Au nom de la délégation française du Groupe Identité & Démocratie et membre de la commission Environnement, Santé publique et Sécurité Alimentaire, j’ai pu consulter un exemplaire du contrat commercial signé entre la Commission européenne et le laboratoire CureVac. L’objet de ce contrat en est le préachat de 250 millions de doses de vaccin anti-Covid en 2021 et 180 millions en 2022.

La clause de confidentialité qui s’impose à tous les Députés européens qui consultent cet accord, n’empêche pas quelques remarques :

La Commission européenne ayant, à la demande des ministres de la Santé des États membres, et au titre d’un règlement européen existant (Instrument de Soutien d’Urgence), prévu d’accorder une aide d’urgence sous forme de marchés publics, au nom de ces même États membres, pour faire face à l’épidémie de la Covid19, la Commission a signé plusieurs accords d’achat anticipés avec des fabricants de vaccins européens et non-européens.

À ce stade, les Députés européens, seuls représentants élus des citoyens, n’ont pas été consultés. D’où leurs demandes pressantes et répétées de pouvoir consulter ces contrats, qui leur sont donc imposés.

Et clairement la transparence n’est pas au rendez-vous.

Si certains points ont été débattus a posteriori au Parlement européen, comme celui de la responsabilité respective des parties prenantes en cas d’effets secondaires des vaccins, d’autres n’ont pas été éclaircis.

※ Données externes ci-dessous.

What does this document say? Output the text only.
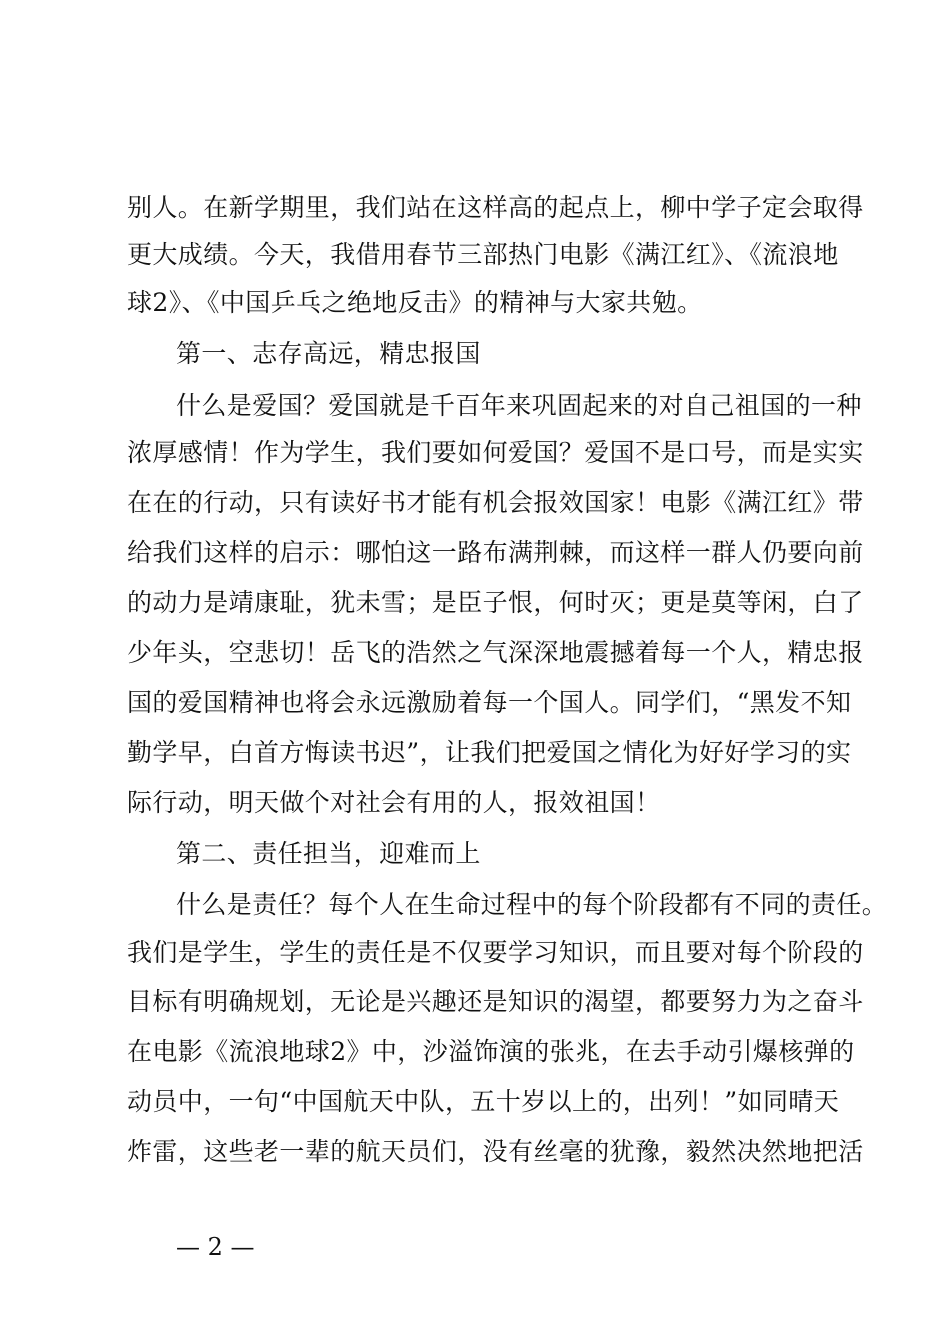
别人。在新学期里，我们站在这样高的起点上，柳中学子定会取得
更大成绩。今天，我借用春节三部热门电影《满江红》、《流浪地
球2》、《中国乒乓之绝地反击》的精神与大家共勉。
第一、志存高远，精忠报国
什么是爱国？爱国就是千百年来巩固起来的对自己祖国的一种
浓厚感情！作为学生，我们要如何爱国？爱国不是口号，而是实实
在在的行动，只有读好书才能有机会报效国家！电影《满江红》带
给我们这样的启示：哪怕这一路布满荆棘，而这样一群人仍要向前
的动力是靖康耻，犹未雪；是臣子恨，何时灭；更是莫等闲，白了
少年头，空悲切！岳飞的浩然之气深深地震撼着每一个人，精忠报
国的爱国精神也将会永远激励着每一个国人。同学们，“黑发不知
勤学早，白首方悔读书迟”，让我们把爱国之情化为好好学习的实
际行动，明天做个对社会有用的人，报效祖国！
第二、责任担当，迎难而上
什么是责任？每个人在生命过程中的每个阶段都有不同的责任。
我们是学生，学生的责任是不仅要学习知识，而且要对每个阶段的
目标有明确规划，无论是兴趣还是知识的渴望，都要努力为之奋斗
在电影《流浪地球2》中，沙溢饰演的张兆，在去手动引爆核弹的
动员中，一句“中国航天中队，五十岁以上的，出列！”如同晴天
炸雷，这些老一辈的航天员们，没有丝毫的犹豫，毅然决然地把活
— 2 —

Ainsi, un seul des négociateurs (ancien président de l’Organisation européenne des produits pharmaceutiques) est connu, les autres non.

Mais au-delà de ces clauses spécifiques, de nombreux passages, voire des pièces entières, ont été grisés, notamment concernant toute la partie financière, limitant clairement la transparence de la négociation.

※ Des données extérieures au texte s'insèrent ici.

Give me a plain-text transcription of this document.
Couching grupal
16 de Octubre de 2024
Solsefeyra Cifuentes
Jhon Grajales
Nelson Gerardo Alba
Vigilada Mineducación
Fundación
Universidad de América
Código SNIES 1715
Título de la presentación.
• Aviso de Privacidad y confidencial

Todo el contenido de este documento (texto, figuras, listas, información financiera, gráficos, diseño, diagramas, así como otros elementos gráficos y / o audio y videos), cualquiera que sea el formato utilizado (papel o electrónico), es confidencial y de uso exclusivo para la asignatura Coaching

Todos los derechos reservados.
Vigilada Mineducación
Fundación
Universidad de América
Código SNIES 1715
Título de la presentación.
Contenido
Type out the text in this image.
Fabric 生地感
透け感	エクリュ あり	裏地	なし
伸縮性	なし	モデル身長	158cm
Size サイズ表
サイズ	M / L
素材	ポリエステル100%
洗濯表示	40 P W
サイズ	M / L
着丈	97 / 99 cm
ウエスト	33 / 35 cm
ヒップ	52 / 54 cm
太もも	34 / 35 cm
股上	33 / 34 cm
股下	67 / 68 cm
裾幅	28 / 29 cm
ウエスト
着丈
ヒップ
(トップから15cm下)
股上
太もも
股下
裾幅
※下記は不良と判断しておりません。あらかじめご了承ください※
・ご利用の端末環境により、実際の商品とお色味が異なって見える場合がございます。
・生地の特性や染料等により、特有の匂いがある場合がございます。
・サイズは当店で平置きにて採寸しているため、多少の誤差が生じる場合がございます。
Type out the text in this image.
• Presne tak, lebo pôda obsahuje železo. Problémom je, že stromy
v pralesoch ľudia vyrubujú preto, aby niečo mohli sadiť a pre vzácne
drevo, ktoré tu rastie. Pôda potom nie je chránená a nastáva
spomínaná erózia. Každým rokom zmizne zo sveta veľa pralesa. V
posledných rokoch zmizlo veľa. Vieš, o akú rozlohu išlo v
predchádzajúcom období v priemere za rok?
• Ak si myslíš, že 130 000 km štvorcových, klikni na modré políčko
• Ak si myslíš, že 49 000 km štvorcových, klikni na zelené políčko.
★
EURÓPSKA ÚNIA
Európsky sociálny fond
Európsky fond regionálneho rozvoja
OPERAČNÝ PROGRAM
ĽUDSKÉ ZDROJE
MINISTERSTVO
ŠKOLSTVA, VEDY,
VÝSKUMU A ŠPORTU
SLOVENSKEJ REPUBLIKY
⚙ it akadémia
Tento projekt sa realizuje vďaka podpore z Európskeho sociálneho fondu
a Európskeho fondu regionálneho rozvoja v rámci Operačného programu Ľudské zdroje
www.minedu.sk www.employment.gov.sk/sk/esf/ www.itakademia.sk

Si la confidentialité des contrats commerciaux est un principe intangible, il est dommage que la procédure de la Commission débouche sur une méfiance éventuelle vis-à-vis des vaccins, au pire moment de la pandémie.

La Délégation française du Groupe ID ne peut que condamner les façons de faire autocratiques de la Commission européenne, qui se croit au-dessus des règles ordinaires, en particulier celles de la démocratie.